Per-column markers compile to in-database SQL applied as a CTE around the source query — no row-by-row Python:

email: Annotated[String[256] | None, lower(), trim(), empty_to_null()]
ts:    Annotated[TimestampTZ | None, parse_timestamp()]   # auto-detect catalogue
score: Annotated[BigInt, parse_int(on_failure="default", default=0)]
region: Annotated[String[8], default("US")]
full_name: Annotated[Text, derive("first_name || ' ' || last_name"), trim()]

Plus pipeline-level cross-row helpers via transforms_pre=[ deduplicate_by("customer_id", order_by="updated_at DESC"), filter_where("region IS NOT NULL"), limit(1000), sample_pct(0.1)].

18.3 Post-load transforms (Phase 27)¶

transforms_post=[...] accepts SQL strings, callables, or ematix.transform_ref("name").

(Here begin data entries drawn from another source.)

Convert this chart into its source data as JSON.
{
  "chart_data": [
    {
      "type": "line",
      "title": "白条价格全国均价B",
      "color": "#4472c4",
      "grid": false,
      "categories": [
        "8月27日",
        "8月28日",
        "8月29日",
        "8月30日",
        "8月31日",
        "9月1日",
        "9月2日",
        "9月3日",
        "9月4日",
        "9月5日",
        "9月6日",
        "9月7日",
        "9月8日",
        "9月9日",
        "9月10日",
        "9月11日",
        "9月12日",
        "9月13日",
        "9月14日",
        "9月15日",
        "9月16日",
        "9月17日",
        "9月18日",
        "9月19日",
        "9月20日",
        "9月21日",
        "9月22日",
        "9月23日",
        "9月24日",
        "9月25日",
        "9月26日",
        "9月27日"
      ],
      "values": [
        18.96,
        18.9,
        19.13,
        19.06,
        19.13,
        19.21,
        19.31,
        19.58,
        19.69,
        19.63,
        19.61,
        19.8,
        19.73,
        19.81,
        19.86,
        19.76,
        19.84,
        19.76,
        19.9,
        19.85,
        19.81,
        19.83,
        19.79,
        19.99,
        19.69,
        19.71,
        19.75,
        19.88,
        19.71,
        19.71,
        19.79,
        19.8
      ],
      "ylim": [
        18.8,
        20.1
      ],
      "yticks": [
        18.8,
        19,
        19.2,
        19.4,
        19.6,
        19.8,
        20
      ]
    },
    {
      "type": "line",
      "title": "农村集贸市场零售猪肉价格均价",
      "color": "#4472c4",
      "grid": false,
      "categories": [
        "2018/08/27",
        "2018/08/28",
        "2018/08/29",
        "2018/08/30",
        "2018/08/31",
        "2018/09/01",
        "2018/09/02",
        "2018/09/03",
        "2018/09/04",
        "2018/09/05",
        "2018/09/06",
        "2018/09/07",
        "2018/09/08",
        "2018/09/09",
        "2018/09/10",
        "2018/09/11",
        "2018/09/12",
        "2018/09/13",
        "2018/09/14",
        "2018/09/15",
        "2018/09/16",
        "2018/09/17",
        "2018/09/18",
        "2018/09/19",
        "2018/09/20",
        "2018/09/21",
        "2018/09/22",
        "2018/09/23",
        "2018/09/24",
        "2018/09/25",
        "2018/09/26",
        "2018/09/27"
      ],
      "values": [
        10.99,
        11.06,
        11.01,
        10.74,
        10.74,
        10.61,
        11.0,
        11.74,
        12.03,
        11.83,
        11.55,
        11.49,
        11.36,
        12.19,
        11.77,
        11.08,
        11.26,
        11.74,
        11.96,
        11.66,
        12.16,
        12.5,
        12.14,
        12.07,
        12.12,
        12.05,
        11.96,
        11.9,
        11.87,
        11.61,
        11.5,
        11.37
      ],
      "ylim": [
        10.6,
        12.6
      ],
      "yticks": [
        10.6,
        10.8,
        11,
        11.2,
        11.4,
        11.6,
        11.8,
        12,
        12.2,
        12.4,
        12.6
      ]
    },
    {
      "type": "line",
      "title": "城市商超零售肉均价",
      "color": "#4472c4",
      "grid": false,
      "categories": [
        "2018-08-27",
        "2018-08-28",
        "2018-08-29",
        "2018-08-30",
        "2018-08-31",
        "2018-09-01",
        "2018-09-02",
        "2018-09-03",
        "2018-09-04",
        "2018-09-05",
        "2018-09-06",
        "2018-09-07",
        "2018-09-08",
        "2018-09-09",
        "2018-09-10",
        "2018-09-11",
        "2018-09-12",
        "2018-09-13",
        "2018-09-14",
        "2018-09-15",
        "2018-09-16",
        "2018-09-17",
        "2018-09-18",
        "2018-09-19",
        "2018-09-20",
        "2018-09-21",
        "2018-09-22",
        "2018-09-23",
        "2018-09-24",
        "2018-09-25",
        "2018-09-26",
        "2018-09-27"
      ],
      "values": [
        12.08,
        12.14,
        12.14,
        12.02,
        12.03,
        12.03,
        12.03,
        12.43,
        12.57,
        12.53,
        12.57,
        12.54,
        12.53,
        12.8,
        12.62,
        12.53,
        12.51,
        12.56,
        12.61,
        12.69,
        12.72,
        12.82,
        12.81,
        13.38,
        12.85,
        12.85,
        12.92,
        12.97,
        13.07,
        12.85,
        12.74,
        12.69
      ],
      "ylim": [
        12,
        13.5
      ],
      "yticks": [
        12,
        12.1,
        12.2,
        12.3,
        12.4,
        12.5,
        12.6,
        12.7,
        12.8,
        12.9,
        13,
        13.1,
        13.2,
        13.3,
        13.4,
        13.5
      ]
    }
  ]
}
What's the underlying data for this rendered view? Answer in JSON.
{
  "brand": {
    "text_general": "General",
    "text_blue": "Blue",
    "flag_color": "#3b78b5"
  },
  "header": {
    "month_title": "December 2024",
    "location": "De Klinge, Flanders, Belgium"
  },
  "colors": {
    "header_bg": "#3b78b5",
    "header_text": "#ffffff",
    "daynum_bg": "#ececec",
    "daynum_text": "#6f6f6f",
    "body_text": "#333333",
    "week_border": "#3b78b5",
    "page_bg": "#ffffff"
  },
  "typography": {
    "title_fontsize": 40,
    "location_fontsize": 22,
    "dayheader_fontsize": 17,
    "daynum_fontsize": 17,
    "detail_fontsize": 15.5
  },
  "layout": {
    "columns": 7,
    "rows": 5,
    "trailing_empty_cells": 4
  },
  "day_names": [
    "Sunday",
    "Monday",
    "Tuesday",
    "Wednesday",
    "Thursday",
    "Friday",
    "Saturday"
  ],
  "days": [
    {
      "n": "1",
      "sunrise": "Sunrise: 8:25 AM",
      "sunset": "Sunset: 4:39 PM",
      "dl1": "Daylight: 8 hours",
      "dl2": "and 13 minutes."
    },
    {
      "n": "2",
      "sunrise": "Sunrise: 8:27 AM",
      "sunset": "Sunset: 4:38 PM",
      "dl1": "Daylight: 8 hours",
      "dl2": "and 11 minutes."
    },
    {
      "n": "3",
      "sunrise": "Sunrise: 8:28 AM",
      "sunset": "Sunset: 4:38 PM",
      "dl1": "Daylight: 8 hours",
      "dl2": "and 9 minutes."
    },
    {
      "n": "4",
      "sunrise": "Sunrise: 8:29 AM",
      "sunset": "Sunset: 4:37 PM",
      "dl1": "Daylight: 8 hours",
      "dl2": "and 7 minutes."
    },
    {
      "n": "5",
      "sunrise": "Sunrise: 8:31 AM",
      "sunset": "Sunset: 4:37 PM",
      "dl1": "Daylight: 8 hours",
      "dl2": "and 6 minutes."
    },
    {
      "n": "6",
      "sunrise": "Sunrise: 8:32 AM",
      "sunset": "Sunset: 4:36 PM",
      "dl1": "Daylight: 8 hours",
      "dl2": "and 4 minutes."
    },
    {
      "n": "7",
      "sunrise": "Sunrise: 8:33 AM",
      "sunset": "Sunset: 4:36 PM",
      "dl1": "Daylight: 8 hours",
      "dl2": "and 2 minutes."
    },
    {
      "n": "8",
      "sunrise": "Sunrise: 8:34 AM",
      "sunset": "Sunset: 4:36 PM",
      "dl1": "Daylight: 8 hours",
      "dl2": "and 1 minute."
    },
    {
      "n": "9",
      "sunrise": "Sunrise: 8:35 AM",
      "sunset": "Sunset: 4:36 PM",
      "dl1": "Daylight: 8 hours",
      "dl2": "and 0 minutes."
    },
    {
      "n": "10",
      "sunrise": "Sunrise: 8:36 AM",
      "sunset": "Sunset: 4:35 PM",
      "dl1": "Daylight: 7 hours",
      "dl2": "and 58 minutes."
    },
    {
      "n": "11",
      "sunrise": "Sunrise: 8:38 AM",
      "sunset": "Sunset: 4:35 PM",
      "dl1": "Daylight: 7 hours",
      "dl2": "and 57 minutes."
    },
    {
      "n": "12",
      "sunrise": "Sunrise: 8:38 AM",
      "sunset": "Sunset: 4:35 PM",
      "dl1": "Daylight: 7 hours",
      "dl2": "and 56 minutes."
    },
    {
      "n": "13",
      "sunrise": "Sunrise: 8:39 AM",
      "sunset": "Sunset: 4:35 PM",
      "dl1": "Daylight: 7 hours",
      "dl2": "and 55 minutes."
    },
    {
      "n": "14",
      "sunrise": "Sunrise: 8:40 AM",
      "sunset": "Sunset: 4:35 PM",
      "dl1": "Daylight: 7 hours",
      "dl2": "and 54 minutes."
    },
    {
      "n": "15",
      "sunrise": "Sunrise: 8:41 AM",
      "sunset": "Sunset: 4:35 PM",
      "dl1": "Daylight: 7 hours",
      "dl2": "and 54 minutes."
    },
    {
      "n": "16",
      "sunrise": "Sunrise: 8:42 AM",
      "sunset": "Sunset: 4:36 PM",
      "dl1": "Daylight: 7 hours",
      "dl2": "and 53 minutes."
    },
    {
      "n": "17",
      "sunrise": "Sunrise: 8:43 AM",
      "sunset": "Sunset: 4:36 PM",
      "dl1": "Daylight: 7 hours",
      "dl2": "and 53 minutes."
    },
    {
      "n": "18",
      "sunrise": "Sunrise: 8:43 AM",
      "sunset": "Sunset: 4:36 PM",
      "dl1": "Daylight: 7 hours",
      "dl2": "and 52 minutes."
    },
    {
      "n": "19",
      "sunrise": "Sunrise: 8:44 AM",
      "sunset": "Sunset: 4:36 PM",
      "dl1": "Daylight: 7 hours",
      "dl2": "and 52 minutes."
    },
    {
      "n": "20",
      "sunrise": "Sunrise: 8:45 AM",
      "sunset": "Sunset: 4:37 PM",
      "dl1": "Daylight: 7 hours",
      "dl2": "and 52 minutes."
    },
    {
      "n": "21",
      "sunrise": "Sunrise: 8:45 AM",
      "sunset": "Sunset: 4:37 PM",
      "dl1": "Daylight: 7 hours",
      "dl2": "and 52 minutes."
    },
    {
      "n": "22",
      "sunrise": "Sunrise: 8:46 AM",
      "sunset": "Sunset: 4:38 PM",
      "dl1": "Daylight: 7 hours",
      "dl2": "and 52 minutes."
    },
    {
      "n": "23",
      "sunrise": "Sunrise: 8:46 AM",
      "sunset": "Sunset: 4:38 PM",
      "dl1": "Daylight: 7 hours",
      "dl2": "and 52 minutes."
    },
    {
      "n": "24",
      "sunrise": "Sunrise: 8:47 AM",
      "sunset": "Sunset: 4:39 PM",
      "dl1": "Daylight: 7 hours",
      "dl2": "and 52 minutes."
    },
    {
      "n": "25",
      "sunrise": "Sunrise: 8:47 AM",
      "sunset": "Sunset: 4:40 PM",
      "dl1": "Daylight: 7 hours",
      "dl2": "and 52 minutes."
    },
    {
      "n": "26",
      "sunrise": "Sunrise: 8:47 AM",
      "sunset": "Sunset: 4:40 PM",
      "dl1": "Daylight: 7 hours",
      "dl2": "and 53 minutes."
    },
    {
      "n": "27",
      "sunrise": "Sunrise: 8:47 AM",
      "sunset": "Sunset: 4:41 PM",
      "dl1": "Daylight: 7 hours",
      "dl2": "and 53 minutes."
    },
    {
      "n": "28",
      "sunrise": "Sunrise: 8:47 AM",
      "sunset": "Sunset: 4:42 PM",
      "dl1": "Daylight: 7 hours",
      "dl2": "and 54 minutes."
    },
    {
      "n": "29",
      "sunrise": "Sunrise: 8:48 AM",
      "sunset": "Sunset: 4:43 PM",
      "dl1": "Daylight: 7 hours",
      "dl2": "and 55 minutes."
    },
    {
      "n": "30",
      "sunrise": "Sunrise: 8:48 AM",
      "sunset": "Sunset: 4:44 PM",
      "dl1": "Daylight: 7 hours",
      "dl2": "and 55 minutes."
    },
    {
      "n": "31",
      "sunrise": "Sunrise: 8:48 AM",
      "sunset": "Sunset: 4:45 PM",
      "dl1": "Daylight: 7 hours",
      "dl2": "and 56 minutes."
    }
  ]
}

Each runs in its own transaction after the load commits. @ematix.transform decorates a standalone runnable callable (registered, runnable via flow transform run).

18.4 DataFrame interop (Phases 27e, 28)¶

import ematix_flow.df            # opt-in via [df] extra
df = conn.read_df("SELECT ... FROM warehouse.customer_dim")
conn.write_df(df, "warehouse.customer_scores", mode="merge",
              target=CustomerScores, keys=["customer_id"])

Auto-detects polars vs pandas. write_df routes through the strategy executor — every mode (append / truncate / merge / scd1 / scd2) works identically. Spark equivalent under [spark].

18.5 ML feature store (Phases 15–20)¶

@ematix.feature_view(schema="features", feature_version="v1",
                     event_timestamp_column="last_seen",
                     ttl=timedelta(days=30), online=True)
class UserFeatures:
    user_id: Annotated[BigInt, pk()]
    score:   Numeric[10, 2]
    last_seen: TimestampTZ

# inference-time
row = UserFeatures.online_features(conn, entity_keys={"user_id": 100})
row = UserFeatures.point_in_time(conn, entity_keys={"user_id": 100}, as_of=ts)

# training-set
df = ematix.training_set(conn, spine=[
    {"user_id": 1, "as_of": t1}, {"user_id": 2, "as_of": t2},
], feature_views=[UserFeatures, ItemFeatures])

Event-time SCD2, TTL expiry, online materialized view + REFRESH CONCURRENTLY, multi-FV training-set asof-join.

18.6 Connection registry (Phase 21)¶

Named connections via env vars (EMATIX_FLOW_DSN_WAREHOUSE) or ~/.ematix-flow/connections.toml. from ematix_flow import connect; conn = connect("warehouse").